Беда преследует меня - Макдональд Росс. Страница 16

— Я высказал несколько предположений, — возразил я. Чувство голода, усталость и яркий свет ламп на потолке — все вместе взятое вызывало у меня головокружение. — Что конкретно вы имеете в виду?

— При нынешнем отсутствии информации, — продолжал он сухим казенным языком, — мы не сможем прийти ни к каким конкретным выводам, а лишь к общим заявлениям. Однако представляется вполне вероятным, что обе женщины были убиты потому, что слишком много знали, случайно или намеренно, относительно определенной подрывной или враждебной деятельности. Возможно, здесь замешаны продажные члены вооруженных сил. Возможно, речь идет о сборе информации для Токио. В любом случае разобраться в этом должны мы.
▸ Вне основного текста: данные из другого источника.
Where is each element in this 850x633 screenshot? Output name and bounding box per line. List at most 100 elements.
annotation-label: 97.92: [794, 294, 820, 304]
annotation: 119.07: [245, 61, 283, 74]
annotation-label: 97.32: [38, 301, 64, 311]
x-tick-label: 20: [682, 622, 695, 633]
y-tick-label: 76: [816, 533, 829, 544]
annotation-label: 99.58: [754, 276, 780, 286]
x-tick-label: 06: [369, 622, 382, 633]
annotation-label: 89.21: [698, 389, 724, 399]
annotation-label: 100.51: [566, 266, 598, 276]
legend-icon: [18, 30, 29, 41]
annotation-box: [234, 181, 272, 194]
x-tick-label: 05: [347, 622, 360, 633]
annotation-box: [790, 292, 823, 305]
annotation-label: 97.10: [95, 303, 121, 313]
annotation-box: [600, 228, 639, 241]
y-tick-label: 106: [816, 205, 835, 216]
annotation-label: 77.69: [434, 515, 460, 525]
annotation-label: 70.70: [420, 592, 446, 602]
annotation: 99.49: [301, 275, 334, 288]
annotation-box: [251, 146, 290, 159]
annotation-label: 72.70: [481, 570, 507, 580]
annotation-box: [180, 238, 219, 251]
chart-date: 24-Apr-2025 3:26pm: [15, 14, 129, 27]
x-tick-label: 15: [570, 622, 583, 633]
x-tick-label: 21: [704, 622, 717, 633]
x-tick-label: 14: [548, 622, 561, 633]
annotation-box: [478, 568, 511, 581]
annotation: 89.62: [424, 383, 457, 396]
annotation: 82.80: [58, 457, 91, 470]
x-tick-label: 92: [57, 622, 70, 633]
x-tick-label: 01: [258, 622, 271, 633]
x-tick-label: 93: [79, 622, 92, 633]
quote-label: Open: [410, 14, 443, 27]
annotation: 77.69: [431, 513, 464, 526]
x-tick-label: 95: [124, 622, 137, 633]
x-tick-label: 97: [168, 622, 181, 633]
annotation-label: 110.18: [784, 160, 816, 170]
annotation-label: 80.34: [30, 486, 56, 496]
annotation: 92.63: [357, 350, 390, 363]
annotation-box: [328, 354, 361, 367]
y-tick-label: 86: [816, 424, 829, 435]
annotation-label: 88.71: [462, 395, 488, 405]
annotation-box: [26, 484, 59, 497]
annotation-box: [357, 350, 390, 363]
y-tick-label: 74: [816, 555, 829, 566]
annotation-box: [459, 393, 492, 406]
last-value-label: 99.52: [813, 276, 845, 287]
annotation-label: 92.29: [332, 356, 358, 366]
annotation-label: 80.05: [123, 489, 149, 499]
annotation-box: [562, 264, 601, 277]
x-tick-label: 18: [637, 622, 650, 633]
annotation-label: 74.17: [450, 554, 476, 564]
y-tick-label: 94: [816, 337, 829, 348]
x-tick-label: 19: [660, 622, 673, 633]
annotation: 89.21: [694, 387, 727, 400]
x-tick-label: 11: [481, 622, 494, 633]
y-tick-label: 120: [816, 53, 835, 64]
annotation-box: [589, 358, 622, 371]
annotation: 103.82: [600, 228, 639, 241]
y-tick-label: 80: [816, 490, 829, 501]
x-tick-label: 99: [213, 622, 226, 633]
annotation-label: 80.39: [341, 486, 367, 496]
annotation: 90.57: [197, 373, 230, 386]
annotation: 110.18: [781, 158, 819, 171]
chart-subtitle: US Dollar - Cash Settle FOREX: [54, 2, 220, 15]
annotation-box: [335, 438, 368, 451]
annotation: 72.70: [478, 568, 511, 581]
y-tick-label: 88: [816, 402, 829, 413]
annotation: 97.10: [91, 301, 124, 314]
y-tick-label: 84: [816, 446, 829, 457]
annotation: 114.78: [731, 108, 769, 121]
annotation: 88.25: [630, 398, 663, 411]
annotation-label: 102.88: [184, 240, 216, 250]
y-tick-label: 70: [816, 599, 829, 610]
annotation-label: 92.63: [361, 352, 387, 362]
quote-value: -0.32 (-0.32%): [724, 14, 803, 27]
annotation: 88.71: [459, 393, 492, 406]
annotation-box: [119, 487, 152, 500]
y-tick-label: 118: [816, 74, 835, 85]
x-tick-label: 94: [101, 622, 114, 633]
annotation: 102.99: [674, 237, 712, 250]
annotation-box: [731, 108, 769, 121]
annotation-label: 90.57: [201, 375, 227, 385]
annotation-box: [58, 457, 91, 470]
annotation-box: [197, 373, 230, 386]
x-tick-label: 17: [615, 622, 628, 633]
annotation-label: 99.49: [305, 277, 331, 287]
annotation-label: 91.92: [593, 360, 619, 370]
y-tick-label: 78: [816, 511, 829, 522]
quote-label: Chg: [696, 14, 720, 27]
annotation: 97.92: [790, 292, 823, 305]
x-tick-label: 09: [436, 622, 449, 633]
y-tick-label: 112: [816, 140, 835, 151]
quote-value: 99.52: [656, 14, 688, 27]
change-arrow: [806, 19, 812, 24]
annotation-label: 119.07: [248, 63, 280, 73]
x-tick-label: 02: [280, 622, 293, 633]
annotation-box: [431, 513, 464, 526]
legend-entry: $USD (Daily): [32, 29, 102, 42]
Первое, что нам следует предпринять, — задержать мужчину в желто-коричневом пальто.

— Приятно слышать, что теперь этим делом стану заниматься не я один.

— Я признателен вам, что вы пришли сюда, и надеюсь, что мы будем поддерживать с вами контакт по мере того, как развивается это дело.

Ярко освещенный чистый кабинет, высокопарная беседа Хефлера превращали все это дело во что-то нереальное. Мне хотелось уйти отсюда и снова окунуться в темноту.

— Я буду в городе еще десять дней. Через день-два хотел бы вам позвонить и спросить, удалось ли получить ответы на эти вопросы.

— Звоните сюда и спрашивайте меня, Хефлера. Мне нет надобности объяснять морскому офицеру, что это дело носит конфиденциальный характер.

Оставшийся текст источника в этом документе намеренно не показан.